Once https://gerrit.wikimedia.org/r/#/c/332737/ is deployed to Test Wikipedia, let's test it thoroughly (before turning it on elsewhere).

Event Timeline

kaldari renamed this task from Enable and test cookie blocking on English Wikipedia to Test cookie blocking on Test Wikipedia.Feb 14 2017, 10:20 PM
kaldari added a project: Community-Tech-Sprint.
kaldari set the point value for this task to 2.

@MusikAnimal: This isn't actually assigned to anyone (although it's in In Development). Are you taking it?

@kaldari Sure! We need to wait till Tuesday though, right?

Code was merged on the 20th and got deployed to Test Wikipedia on the 21st.

@kaldari T152952 was tagged with MW-1.29-release (WMF-deploy-2017-03-28_(1.29.0-wmf.18)), which is what I was going off of. However I just did a quick test on testwiki and sure enough, I see no localStorage entry for the block, but I do see the cookie. Maybe ReleaseTaggerBot was drunk? Anyway I will get a start on formal testing!

So with the localStorage out of the way, it seems testing this is significantly easier. The only *potential* issue I found was the cookie was not restored when attempting to edit from an autoblocked account.
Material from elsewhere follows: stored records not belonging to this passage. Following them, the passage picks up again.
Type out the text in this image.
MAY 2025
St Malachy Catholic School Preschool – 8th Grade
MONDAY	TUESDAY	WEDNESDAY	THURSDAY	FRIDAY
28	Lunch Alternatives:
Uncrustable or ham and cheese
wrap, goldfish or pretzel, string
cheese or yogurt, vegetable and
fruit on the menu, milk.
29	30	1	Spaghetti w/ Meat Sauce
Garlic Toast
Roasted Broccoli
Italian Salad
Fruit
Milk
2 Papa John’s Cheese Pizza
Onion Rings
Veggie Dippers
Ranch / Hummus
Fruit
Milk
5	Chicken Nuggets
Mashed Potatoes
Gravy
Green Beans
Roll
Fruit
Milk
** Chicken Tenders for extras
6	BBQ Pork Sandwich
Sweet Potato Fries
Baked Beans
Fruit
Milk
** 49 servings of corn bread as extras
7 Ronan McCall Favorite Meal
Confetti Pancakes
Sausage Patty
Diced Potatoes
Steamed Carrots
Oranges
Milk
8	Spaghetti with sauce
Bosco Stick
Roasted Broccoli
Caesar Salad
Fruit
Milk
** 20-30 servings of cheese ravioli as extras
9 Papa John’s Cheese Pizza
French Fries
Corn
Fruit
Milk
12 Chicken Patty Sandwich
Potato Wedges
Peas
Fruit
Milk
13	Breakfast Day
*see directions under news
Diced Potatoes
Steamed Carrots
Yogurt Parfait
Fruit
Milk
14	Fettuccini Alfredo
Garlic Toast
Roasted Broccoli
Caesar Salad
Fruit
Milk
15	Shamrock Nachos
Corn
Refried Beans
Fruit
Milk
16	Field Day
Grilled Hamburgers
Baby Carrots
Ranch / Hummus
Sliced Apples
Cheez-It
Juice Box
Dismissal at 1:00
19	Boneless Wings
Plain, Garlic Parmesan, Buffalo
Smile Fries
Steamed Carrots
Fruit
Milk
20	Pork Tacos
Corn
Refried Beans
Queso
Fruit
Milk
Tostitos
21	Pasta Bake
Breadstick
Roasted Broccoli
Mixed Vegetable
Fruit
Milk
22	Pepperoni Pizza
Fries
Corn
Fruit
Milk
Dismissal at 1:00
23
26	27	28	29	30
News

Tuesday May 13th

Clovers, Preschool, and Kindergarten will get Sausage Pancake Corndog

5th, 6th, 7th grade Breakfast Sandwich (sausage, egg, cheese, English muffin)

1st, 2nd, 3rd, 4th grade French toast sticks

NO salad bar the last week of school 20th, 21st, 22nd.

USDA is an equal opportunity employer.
So:

  • Blocked MusikPuppet
  • MusikPuppet logs out, changes IP and logs in as MusikPuppet2
  • MusikPuppet2 is autoblocked thanks to the cookie
  • MusikPuppet2 deletes cookies
  • They still can't edit because the new IP was autoblocked, but the cookie was not restored

Is this intentional? Even if it is not, I don't think it's a big deal, or even a blocker. Once you delete cookies you're past the whole premise of the cookie block.

The same is true without changing IPs:

  • Blocked MusikPuppet
  • MusikPuppet logs out, deletes cookies, logs in as MusikPuppet2
  • They are autoblocked, but the cookie isn't restored

Sounds like it's basically working, but perhaps not as foolproof as it could be, which is OK. The more "viral" we make it, the more difficult it is for us to keep it from going haywire (and to test). I'm satisfied with this for an initial roll-out.